I love lyle McDonalds work ......along with Will Brink and Tom Venuto. I got a lot of flack last night on facebook for challenging someone who claimed it had made her lose 40 pounds in twelve weeks. When I asked for photos and asked why she had not put any muscle on with it they ripped me to pieces for not being an expert. I said it is possible to do that with clean diet and intense exercise with no supplements as I did it. I do know I would not pay 400 dollars for 40 days supply of anything!


----------



## Fatstuff (Mar 2, 2010)

what is the ingredients


----------



## Driven Sports (Jul 15, 2011)

The compound it uses, cyanidin 3-glucoside, has pretty good results in the rodent studies.

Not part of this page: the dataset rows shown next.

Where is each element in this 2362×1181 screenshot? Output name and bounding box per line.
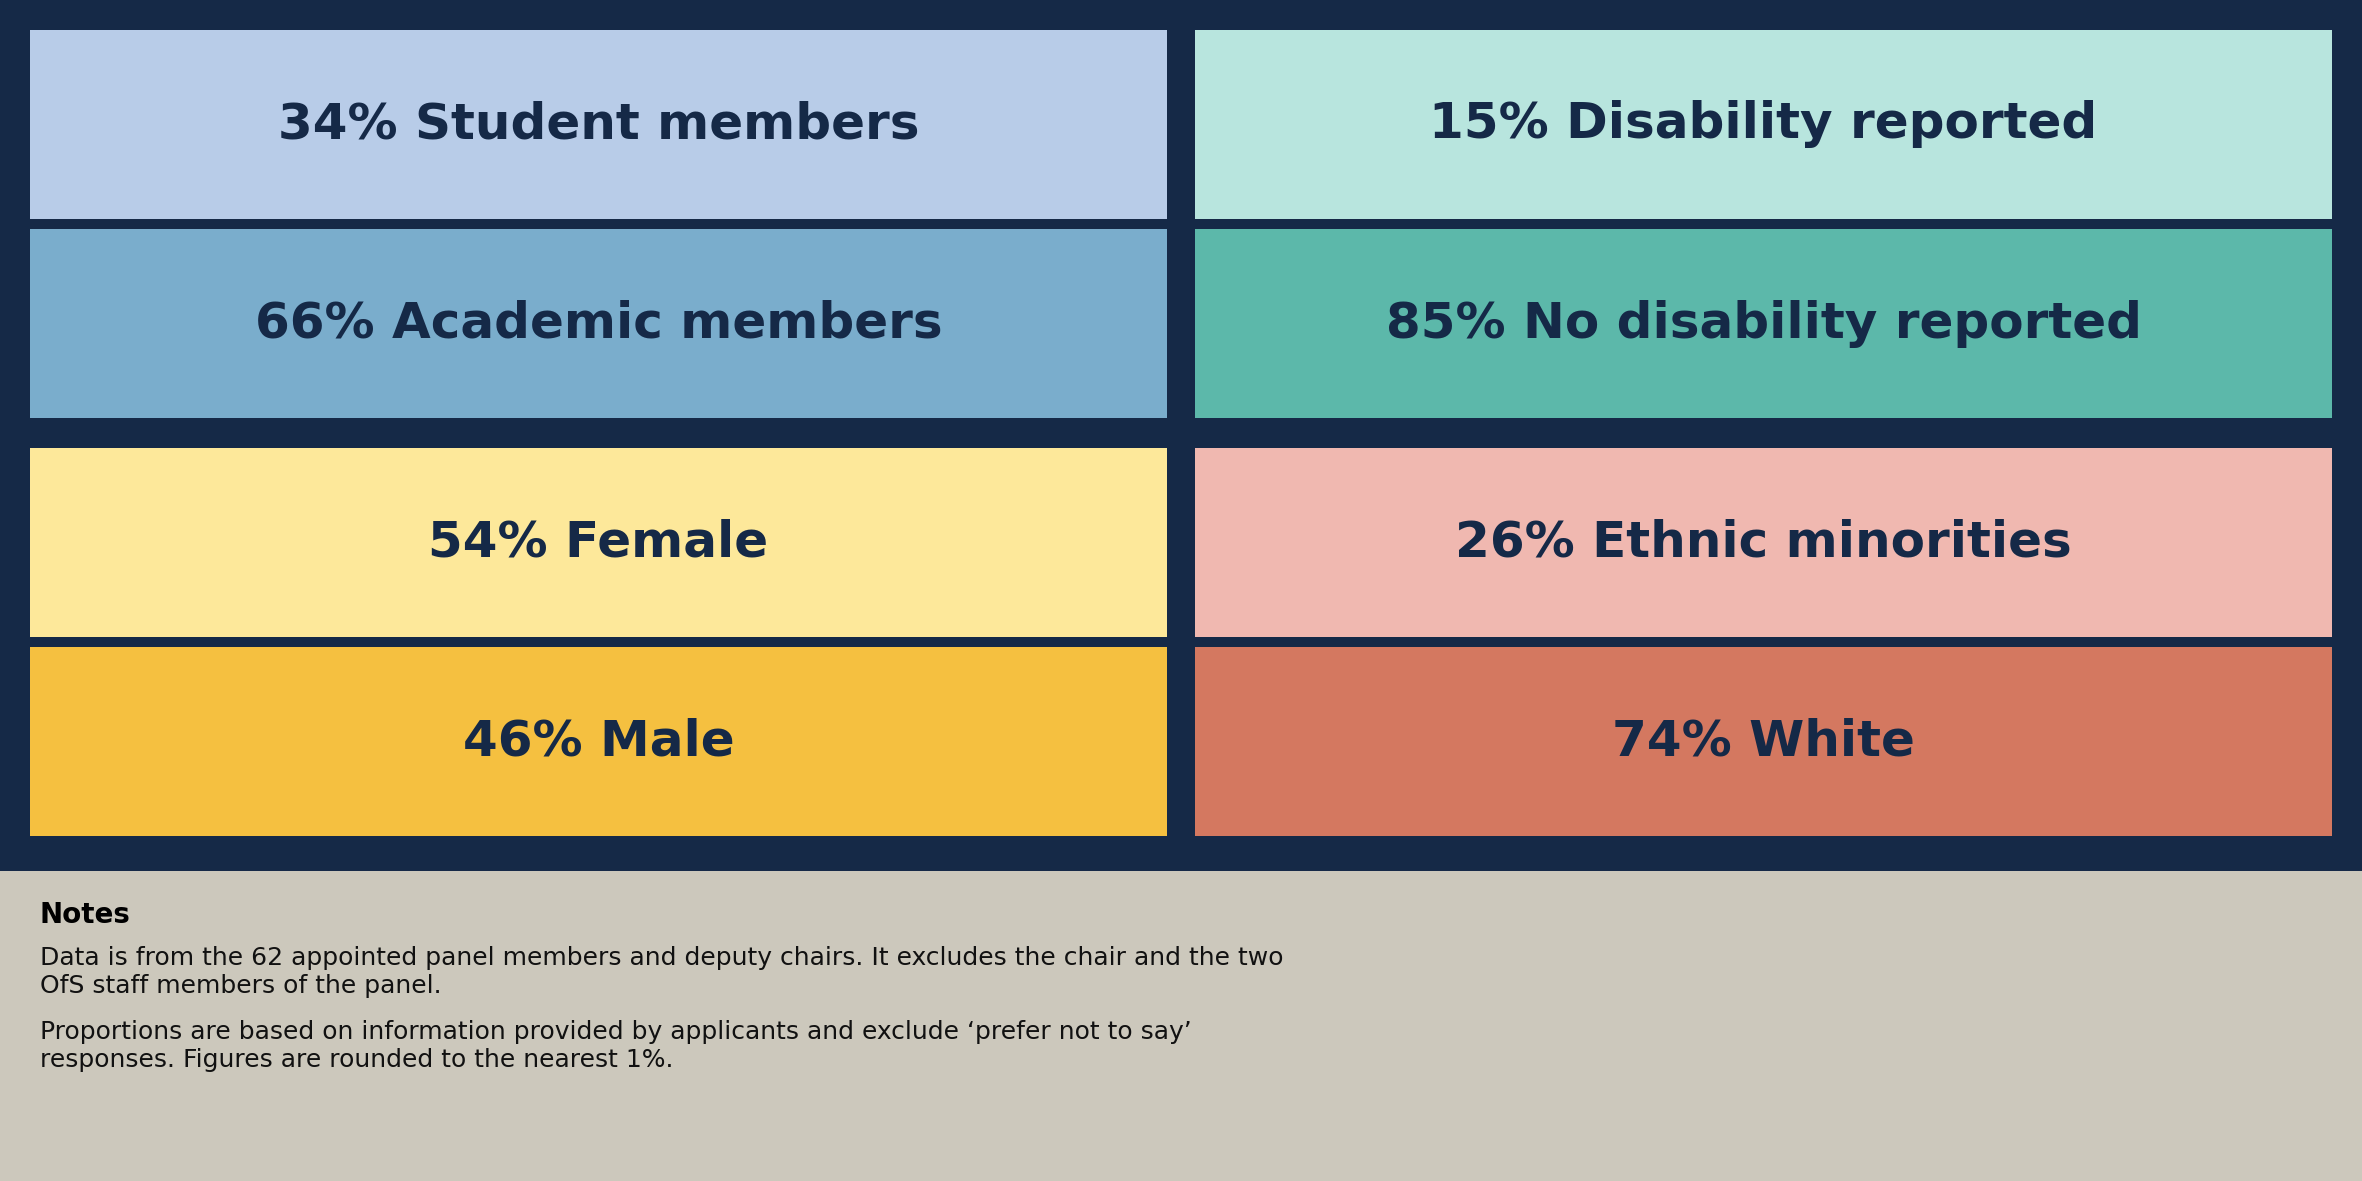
- Text: 74% White: 74% White: [1611, 718, 1916, 765]
- Text: Data is from the 62 appointed panel members and deputy chairs. It excludes the c: Data is from the 62 appointed panel memb…: [40, 946, 1283, 970]
- Bar: [1195, 229, 2331, 418]
- Text: 85% No disability reported: 85% No disability reported: [1386, 300, 2142, 347]
- Bar: [31, 647, 1167, 836]
- Bar: [1195, 647, 2331, 836]
- Bar: [31, 448, 1167, 637]
- Text: Notes: Notes: [40, 901, 130, 929]
- Text: responses. Figures are rounded to the nearest 1%.: responses. Figures are rounded to the ne…: [40, 1048, 673, 1072]
- Text: 46% Male: 46% Male: [463, 718, 735, 765]
- Bar: [1195, 30, 2331, 218]
- Text: 34% Student members: 34% Student members: [279, 100, 919, 149]
- Bar: [31, 229, 1167, 418]
- Bar: [0, 872, 2362, 1181]
- Text: 26% Ethnic minorities: 26% Ethnic minorities: [1455, 518, 2071, 567]
- Text: Proportions are based on information provided by applicants and exclude ‘prefer : Proportions are based on information pro…: [40, 1020, 1193, 1044]
- Bar: [31, 30, 1167, 218]
- Bar: [1195, 448, 2331, 637]
- Text: 15% Disability reported: 15% Disability reported: [1429, 100, 2097, 149]
- Text: OfS staff members of the panel.: OfS staff members of the panel.: [40, 974, 442, 998]
- Text: 66% Academic members: 66% Academic members: [255, 300, 942, 347]
- Text: 54% Female: 54% Female: [428, 518, 768, 567]
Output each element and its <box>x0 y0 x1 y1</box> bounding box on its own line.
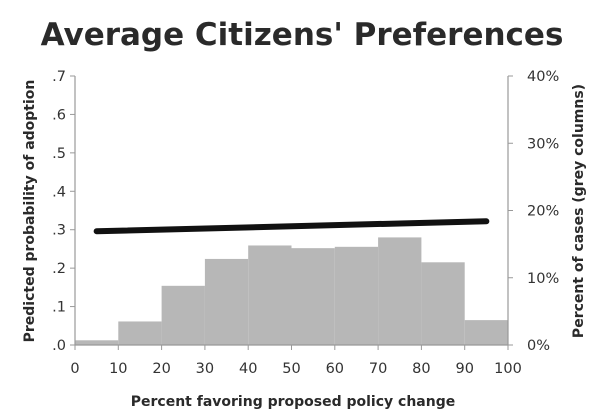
probability-line-layer <box>93 218 490 235</box>
y2-axis-label: Percent of cases (grey columns) <box>571 84 587 338</box>
tick-labels: .0 .1 .2 .3 .4 .5 .6 .7 0% 10% 20% 30% 40% 0 10 20 30 40 5… <box>52 69 559 377</box>
histogram-bar-0 <box>75 340 119 345</box>
chart-title: Average Citizens' Preferences <box>41 17 564 53</box>
y2-tick-label-4: 40% <box>527 69 559 85</box>
x-tick-label-6: 60 <box>326 361 344 377</box>
histogram-bar-6 <box>334 246 379 345</box>
y-tick-label-1: .1 <box>52 300 66 316</box>
histogram-bar-8 <box>421 262 465 345</box>
y-tick-label-7: .7 <box>52 69 66 85</box>
x-tick-label-9: 90 <box>455 361 473 377</box>
y2-tick-label-1: 10% <box>527 271 559 287</box>
y2-tick-label-3: 30% <box>527 136 559 152</box>
histogram-bar-5 <box>291 248 335 345</box>
x-axis-label: Percent favoring proposed policy change <box>131 394 455 410</box>
x-tick-label-10: 100 <box>494 361 522 377</box>
y-tick-label-6: .6 <box>52 107 66 123</box>
x-tick-label-5: 50 <box>282 361 300 377</box>
y-tick-label-4: .4 <box>52 184 66 200</box>
histogram-bar-1 <box>118 321 162 345</box>
y-tick-label-5: .5 <box>52 146 66 162</box>
y2-tick-label-2: 20% <box>527 204 559 220</box>
y-axis-label: Predicted probability of adoption <box>22 80 38 343</box>
y-tick-label-2: .2 <box>52 261 66 277</box>
x-tick-label-8: 80 <box>412 361 430 377</box>
x-tick-label-4: 40 <box>239 361 257 377</box>
probability-line <box>93 218 490 235</box>
x-tick-label-7: 70 <box>369 361 387 377</box>
y-tick-label-3: .3 <box>52 223 66 239</box>
histogram-bar-7 <box>378 237 422 345</box>
x-tick-label-0: 0 <box>70 361 79 377</box>
histogram-bar-2 <box>161 285 205 345</box>
histogram-bar-3 <box>204 258 249 345</box>
axes <box>70 75 513 350</box>
y2-tick-label-0: 0% <box>527 338 550 354</box>
x-tick-label-3: 30 <box>196 361 214 377</box>
histogram-bar-9 <box>464 320 508 345</box>
histogram-bar-4 <box>248 245 292 345</box>
histogram-bars <box>75 237 508 345</box>
x-tick-label-1: 10 <box>109 361 127 377</box>
x-tick-label-2: 20 <box>152 361 170 377</box>
y-tick-label-0: .0 <box>52 338 66 354</box>
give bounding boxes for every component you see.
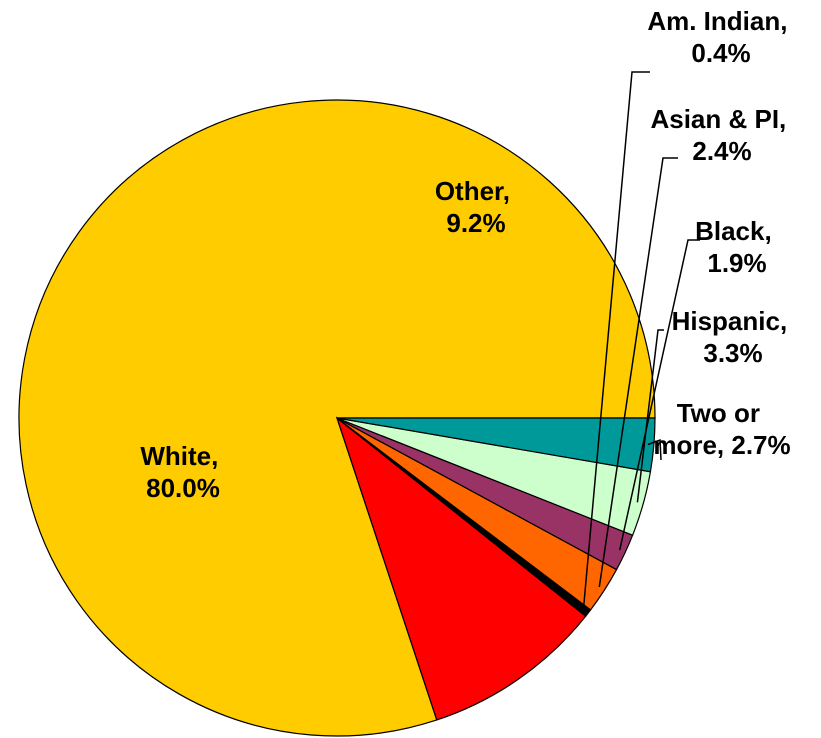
label-am-indian: Am. Indian, 0.4% bbox=[647, 6, 794, 68]
pie-slice-two-or-more bbox=[336, 417, 656, 473]
label-other: Other, 9.2% bbox=[435, 176, 517, 238]
label-black: Black, 1.9% bbox=[695, 216, 779, 278]
label-two-or-more: Two or more, 2.7% bbox=[653, 398, 790, 460]
leader-line-two-or-more bbox=[647, 438, 662, 461]
pie-slice-white bbox=[18, 99, 656, 737]
label-hispanic: Hispanic, 3.3% bbox=[672, 306, 795, 368]
label-asian-pi: Asian & PI, 2.4% bbox=[650, 104, 793, 166]
pie-slice-other bbox=[335, 416, 587, 721]
label-white: White, 80.0% bbox=[140, 441, 225, 503]
leader-line-asian-pi bbox=[598, 157, 678, 588]
pie-slices bbox=[18, 99, 656, 737]
leader-line-am-indian bbox=[582, 71, 650, 610]
slice-labels: White, 80.0% Other, 9.2% Am. Indian, 0.4… bbox=[140, 6, 795, 503]
leader-line-black bbox=[618, 239, 700, 551]
leader-lines bbox=[582, 71, 700, 610]
leader-line-hispanic bbox=[636, 329, 664, 503]
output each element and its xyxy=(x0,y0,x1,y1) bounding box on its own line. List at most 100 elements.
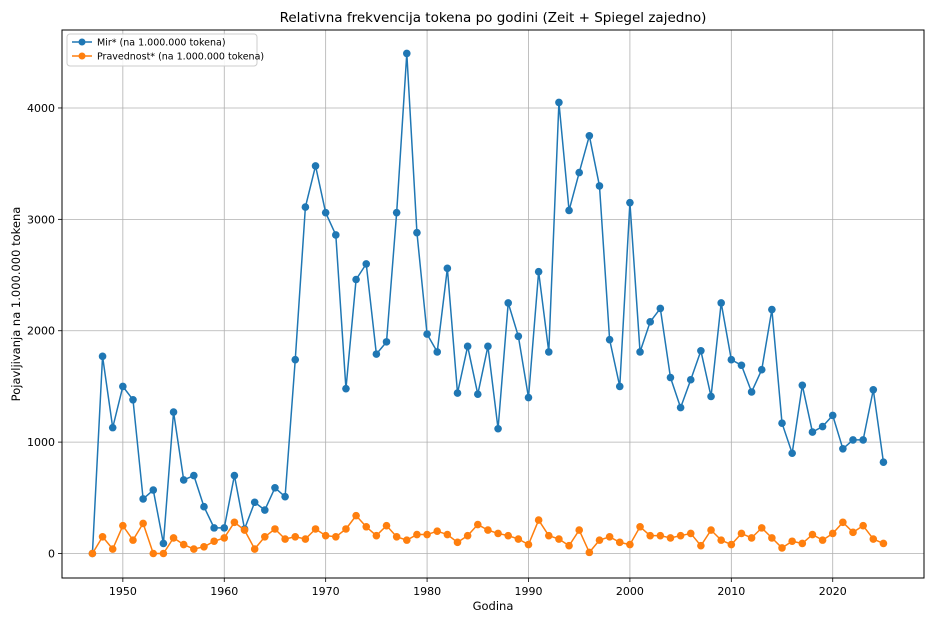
data-point xyxy=(615,538,624,547)
data-point xyxy=(737,361,746,370)
data-point xyxy=(423,530,431,539)
data-point xyxy=(636,348,644,356)
data-point xyxy=(514,535,523,543)
data-point xyxy=(757,524,766,532)
data-point xyxy=(544,531,553,540)
legend: Mir* (na 1.000.000 tokena) Pravednost* (… xyxy=(66,33,264,67)
data-point xyxy=(565,206,573,215)
data-point xyxy=(697,346,705,355)
data-point xyxy=(321,531,330,540)
data-point xyxy=(544,348,553,356)
data-point xyxy=(555,535,563,543)
data-point xyxy=(808,530,817,539)
data-point xyxy=(362,260,371,268)
data-point xyxy=(149,549,158,558)
data-point xyxy=(524,540,533,549)
data-point xyxy=(362,522,371,531)
ticks: 1950 1960 1970 1980 1990 2000 2010 2020 0 1000 200… xyxy=(27,102,847,598)
data-point xyxy=(291,355,300,364)
data-point xyxy=(403,49,411,58)
data-point xyxy=(453,538,462,547)
data-point xyxy=(615,382,624,391)
data-point xyxy=(656,531,665,540)
data-point xyxy=(646,531,654,540)
data-point xyxy=(626,540,634,549)
data-point xyxy=(372,350,381,358)
data-point xyxy=(798,381,807,390)
data-point xyxy=(372,531,381,540)
data-point xyxy=(200,502,208,511)
data-point xyxy=(788,449,796,458)
data-point xyxy=(261,532,269,541)
data-point xyxy=(301,203,310,211)
data-point xyxy=(321,208,330,217)
data-point xyxy=(676,531,685,540)
data-point xyxy=(433,348,442,356)
data-point xyxy=(666,534,675,542)
data-point xyxy=(473,520,482,529)
data-point xyxy=(484,526,492,534)
data-point xyxy=(788,537,796,546)
data-point xyxy=(382,338,391,346)
data-point xyxy=(818,536,827,544)
data-point xyxy=(849,436,857,444)
data-point xyxy=(119,521,127,530)
data-point xyxy=(818,422,827,431)
data-point xyxy=(301,535,310,543)
data-point xyxy=(423,330,431,338)
data-point xyxy=(778,544,786,552)
data-point xyxy=(636,522,644,531)
data-point xyxy=(291,532,300,541)
data-point xyxy=(230,518,239,527)
data-point xyxy=(514,332,523,341)
data-point xyxy=(281,535,289,543)
data-point xyxy=(768,305,776,314)
data-point xyxy=(250,498,259,507)
data-point xyxy=(707,526,715,534)
data-point xyxy=(575,526,583,534)
data-point xyxy=(605,532,614,541)
series-1 xyxy=(88,511,888,558)
data-point xyxy=(737,529,746,538)
data-point xyxy=(676,403,685,412)
data-point xyxy=(169,408,178,416)
data-point xyxy=(98,532,107,541)
data-point xyxy=(473,390,482,399)
data-point xyxy=(230,471,239,480)
data-point xyxy=(463,531,472,540)
data-point xyxy=(504,531,513,540)
data-point xyxy=(839,445,847,453)
data-point xyxy=(849,528,857,537)
data-point xyxy=(433,527,442,536)
data-point xyxy=(727,355,736,364)
plot-frame xyxy=(61,29,925,579)
data-point xyxy=(332,231,340,239)
data-point xyxy=(686,375,695,384)
data-point xyxy=(555,98,563,107)
y-tick-label: 2000 xyxy=(27,325,55,338)
legend-label-pravednost: Pravednost* (na 1.000.000 tokena) xyxy=(97,52,264,63)
data-point xyxy=(534,516,543,524)
data-point xyxy=(382,521,391,530)
data-point xyxy=(494,424,502,433)
series-layer xyxy=(88,49,888,558)
data-point xyxy=(453,389,462,397)
data-point xyxy=(828,411,837,420)
data-point xyxy=(311,525,320,533)
data-point xyxy=(707,392,715,401)
data-point xyxy=(595,536,604,544)
data-point xyxy=(159,549,168,558)
data-point xyxy=(392,532,401,541)
data-point xyxy=(626,198,634,207)
data-point xyxy=(108,545,117,553)
data-point xyxy=(190,471,198,480)
data-point xyxy=(565,541,573,550)
y-axis-label: Pojavljivanja na 1.000.000 tokena xyxy=(9,207,23,402)
data-point xyxy=(717,299,725,307)
data-point xyxy=(139,519,147,528)
data-point xyxy=(484,342,492,351)
data-point xyxy=(585,548,594,557)
data-point xyxy=(697,541,705,550)
data-point xyxy=(504,299,513,307)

This might crossover to a fairly moderate effect in humans for blood sugar control, but it is massively overpriced and hugely overhyped.


----------



## Fatstuff (Mar 2, 2010)

Driven Sports said:


> The compound it uses, cyanidin 3-glucoside, has pretty good results in the rodent studies. This might crossover to a fairly moderate effect in humans for blood sugar control, but it is massively overpriced and hugely overhyped.


I presume it's some type of glucose disposal agent. Kinda like r-ala but with more outlandish claims lol


----------